Power supply to industrial clusters improved slightly year-on-year in the second half of 2017, from eight to nine hours on the average, leading to 22 percent decrease in manufacturers’ energy expenditure.

According to the latest data obtained from the Manufacturers Association of Nigeria (MAN), analysed by BusinessDay, manufacturers spent N51.35 billion in the last six months of 2017 as against N66.03 billion expended in the second half of 2016, indicating a 22.23 percent drop.

This is a testament that improved power supply across the country will have a multiplier effect on the economy, analysts say.

The data show that manufacturers spent N66.96 billion  in the first half of 2017, indicating a 23 percent drop when compared with the amount spent on the second half.

Power outages occurred four times each day on the average in the second half of 2017, the data say.

“The decline in expenditure on alternative energy source can be attributed to the relative improvement in electricity supply to manufacturing companies from the national grid,” MAN says.

About 30 to 40 percent of manufacturers’ expenditure goes to alternative energy sources such as diesel, fuel, gas, low-pour fuel oil, USPs, coal-fired plants and inverters, among others.

Manufacturers spent N129.95 billion on alternative energy sources in 2016 as against N58.82 billion recorded in 2015.

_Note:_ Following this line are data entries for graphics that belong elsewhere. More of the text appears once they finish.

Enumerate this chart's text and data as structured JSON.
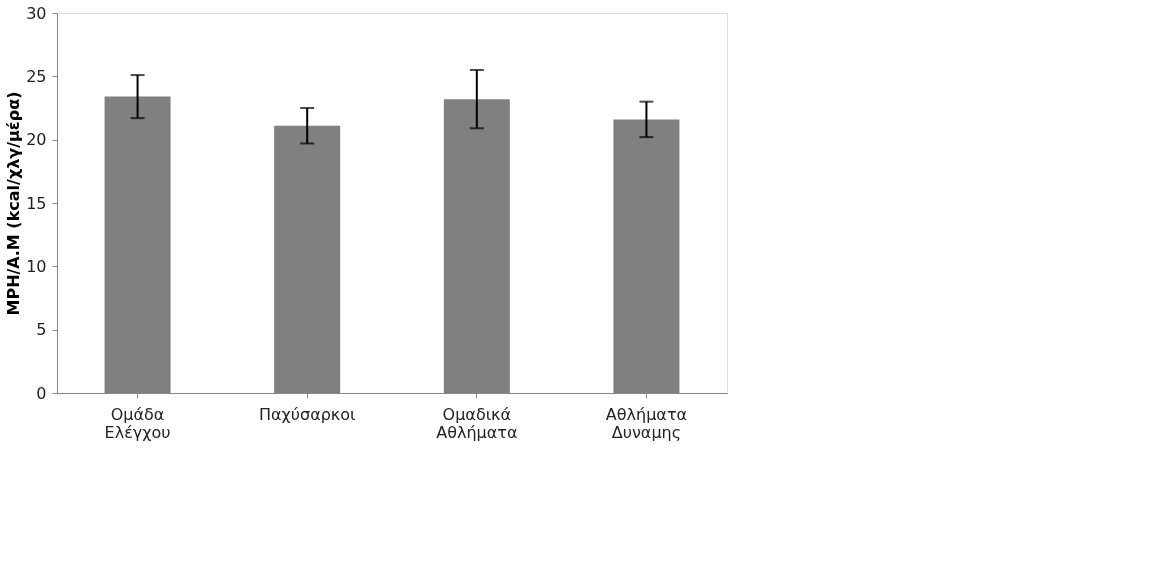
{
  "chart_data": {
    "type": "bar",
    "ylabel": "ΜΡΗ/Α.Μ (kcal/χλγ/μέρα)",
    "categories": [
      "Ομάδα Ελέγχου",
      "Παχύσαρκοι",
      "Ομαδικά Αθλήματα",
      "Αθλήματα Δυναμης"
    ],
    "values": [
      23.4,
      21.1,
      23.2,
      21.6
    ],
    "errors": [
      1.7,
      1.4,
      2.3,
      1.4
    ],
    "color": "#808080",
    "ylim": [
      0,
      30
    ],
    "yticks": [
      0,
      5,
      10,
      15,
      20,
      25,
      30
    ],
    "grid": false
  }
}
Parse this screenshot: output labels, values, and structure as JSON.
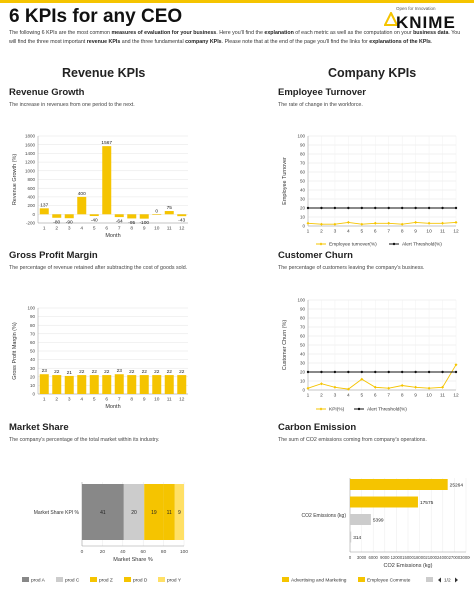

Nigerian manufacturers are increasingly generating power on their own, with annual self-generating capacity in the industry put at 13,223 megawatts (MW).

According to a survey undertaken by Adeola Adenikinju, professor of economics at the University of Ibadan, which was funded by the European Union and the government of Germany in 2015, the chemicals and pharmaceuticals sub-sector is the biggest self-generator of power in the  sector with capacity reaching 3,153MW. The sub-sector is followed by the food, beverages and tobacco sub-sector (2,098MW) and the industrial plastics and rubber (2,051MW).

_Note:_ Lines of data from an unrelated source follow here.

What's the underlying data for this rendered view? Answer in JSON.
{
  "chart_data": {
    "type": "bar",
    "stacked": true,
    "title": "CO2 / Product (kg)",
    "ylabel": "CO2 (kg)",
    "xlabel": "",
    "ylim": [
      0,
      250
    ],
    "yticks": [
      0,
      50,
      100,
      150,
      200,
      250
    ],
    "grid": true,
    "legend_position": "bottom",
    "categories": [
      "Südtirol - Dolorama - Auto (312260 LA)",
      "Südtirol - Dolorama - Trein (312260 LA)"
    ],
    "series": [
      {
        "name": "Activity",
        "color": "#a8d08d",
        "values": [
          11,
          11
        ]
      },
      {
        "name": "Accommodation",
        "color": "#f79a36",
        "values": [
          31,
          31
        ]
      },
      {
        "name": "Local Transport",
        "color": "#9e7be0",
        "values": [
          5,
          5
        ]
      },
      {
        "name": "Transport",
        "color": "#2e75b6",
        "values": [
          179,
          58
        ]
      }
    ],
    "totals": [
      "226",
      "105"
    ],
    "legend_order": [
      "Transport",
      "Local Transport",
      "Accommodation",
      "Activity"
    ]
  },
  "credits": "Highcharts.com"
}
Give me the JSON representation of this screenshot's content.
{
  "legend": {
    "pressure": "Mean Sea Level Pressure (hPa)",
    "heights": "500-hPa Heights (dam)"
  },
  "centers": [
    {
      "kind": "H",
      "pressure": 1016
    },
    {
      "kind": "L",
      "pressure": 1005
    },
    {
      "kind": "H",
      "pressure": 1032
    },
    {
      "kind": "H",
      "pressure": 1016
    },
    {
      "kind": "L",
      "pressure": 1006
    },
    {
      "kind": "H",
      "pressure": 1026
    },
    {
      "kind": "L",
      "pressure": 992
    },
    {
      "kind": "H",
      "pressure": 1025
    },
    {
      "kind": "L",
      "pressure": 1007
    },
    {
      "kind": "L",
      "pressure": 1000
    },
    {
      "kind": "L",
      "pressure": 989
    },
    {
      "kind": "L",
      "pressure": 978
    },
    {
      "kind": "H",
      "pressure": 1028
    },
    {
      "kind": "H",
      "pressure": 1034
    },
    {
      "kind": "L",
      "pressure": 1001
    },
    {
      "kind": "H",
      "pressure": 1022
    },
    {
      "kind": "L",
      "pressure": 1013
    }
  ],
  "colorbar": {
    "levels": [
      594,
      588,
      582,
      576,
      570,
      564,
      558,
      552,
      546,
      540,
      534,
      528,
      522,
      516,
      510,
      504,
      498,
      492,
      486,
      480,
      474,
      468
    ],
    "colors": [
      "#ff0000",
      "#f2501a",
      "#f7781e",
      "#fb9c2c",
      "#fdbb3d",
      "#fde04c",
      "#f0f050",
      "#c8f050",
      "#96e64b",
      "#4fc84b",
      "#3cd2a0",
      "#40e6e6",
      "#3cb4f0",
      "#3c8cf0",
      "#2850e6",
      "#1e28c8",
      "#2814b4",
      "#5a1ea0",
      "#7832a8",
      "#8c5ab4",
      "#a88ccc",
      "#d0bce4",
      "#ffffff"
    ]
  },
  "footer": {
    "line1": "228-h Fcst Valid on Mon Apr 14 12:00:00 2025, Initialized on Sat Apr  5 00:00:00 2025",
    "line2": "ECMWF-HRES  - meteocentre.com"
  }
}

Already, the Manufacturers Association of Nigeria, through its recently formed MAN Power DevelopmentCompany, has signed an agreement with Tower Energy Solution & Systems Limited for the supply of six to 10 megawatts (MW) of electricity to Henry Carr Industrial Cluster in Ikeja, Lagos.

MAN has an agreement with Negris Group for the supply of up to 80 MW of electricity to Odogunyan in Ikorodu industrial cluster.

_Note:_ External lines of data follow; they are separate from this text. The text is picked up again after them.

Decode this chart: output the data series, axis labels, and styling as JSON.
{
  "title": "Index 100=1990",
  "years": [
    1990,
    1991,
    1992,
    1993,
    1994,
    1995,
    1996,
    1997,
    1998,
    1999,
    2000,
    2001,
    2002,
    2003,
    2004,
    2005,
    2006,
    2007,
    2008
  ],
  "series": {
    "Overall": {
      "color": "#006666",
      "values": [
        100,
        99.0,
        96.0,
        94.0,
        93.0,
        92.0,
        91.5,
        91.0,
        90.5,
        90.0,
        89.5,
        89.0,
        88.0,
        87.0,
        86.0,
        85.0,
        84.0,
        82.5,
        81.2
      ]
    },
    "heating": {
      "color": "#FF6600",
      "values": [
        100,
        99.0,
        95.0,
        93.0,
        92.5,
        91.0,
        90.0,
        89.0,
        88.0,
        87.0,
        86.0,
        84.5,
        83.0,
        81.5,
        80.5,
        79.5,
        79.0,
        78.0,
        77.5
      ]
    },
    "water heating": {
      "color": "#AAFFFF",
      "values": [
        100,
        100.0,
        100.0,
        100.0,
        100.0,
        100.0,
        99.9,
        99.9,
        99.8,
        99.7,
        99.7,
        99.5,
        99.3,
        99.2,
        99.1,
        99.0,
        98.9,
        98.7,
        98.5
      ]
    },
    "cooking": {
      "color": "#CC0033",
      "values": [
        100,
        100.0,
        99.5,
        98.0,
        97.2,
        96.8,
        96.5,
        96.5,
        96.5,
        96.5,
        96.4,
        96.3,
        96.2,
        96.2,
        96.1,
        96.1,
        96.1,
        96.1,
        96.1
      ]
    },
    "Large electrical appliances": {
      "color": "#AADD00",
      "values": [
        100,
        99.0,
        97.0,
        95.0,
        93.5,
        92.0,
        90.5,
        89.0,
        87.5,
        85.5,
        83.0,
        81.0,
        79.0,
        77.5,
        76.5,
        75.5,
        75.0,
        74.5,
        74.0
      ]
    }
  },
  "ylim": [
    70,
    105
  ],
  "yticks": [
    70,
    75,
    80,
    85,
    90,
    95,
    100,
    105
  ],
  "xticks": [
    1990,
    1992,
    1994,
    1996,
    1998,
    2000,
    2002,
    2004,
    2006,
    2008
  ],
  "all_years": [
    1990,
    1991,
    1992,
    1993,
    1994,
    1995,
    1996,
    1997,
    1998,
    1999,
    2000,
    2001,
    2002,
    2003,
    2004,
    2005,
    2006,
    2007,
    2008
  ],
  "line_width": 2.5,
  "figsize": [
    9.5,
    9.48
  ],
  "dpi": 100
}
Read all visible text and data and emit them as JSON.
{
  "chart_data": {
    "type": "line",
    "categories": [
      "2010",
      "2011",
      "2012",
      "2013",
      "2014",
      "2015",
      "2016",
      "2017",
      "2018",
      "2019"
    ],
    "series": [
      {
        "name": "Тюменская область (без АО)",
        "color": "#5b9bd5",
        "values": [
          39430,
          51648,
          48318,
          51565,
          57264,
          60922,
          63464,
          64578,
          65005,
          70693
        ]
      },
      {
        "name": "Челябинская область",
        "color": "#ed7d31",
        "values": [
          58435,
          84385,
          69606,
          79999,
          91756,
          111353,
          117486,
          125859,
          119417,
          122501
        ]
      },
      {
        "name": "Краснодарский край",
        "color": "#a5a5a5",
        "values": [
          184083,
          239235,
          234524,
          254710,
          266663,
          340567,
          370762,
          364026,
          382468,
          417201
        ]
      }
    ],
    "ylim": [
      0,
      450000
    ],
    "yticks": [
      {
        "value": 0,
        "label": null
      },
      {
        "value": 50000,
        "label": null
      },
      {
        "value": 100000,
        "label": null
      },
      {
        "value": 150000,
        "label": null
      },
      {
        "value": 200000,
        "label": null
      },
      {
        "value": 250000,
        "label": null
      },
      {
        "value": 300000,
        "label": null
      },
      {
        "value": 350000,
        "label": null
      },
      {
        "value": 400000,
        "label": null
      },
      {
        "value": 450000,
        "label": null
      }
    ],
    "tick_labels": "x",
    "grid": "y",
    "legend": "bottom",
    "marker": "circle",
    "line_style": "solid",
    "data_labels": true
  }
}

The organisation is also talking with solar power supply firms in the northern Nigeria, where there is limited gas supply, to enable clusters in Kaduna, Kano and other parts of the north to have incremental power at cheaper rates. Similarly, a negotiation is on the pipeline with Sahara Energy, Geogrid LighTec Limited and other companies for the supply of power to industrial clusters, according to Ibrahim Usman, chairman of MAN PowerDevelopment Company Limited .

“The idea is to be able to put manufacturers together in clusters and arrange for  power, which can be supplied through providers that will engage in power supply through hydro, solar, gas and  will remove  the cost of manufacturers  getting  involved in producing their own power, “ said Reginald Odia, chairman of Economic Policy Committee of MAN and director of the MAN PowerDevelopment Company.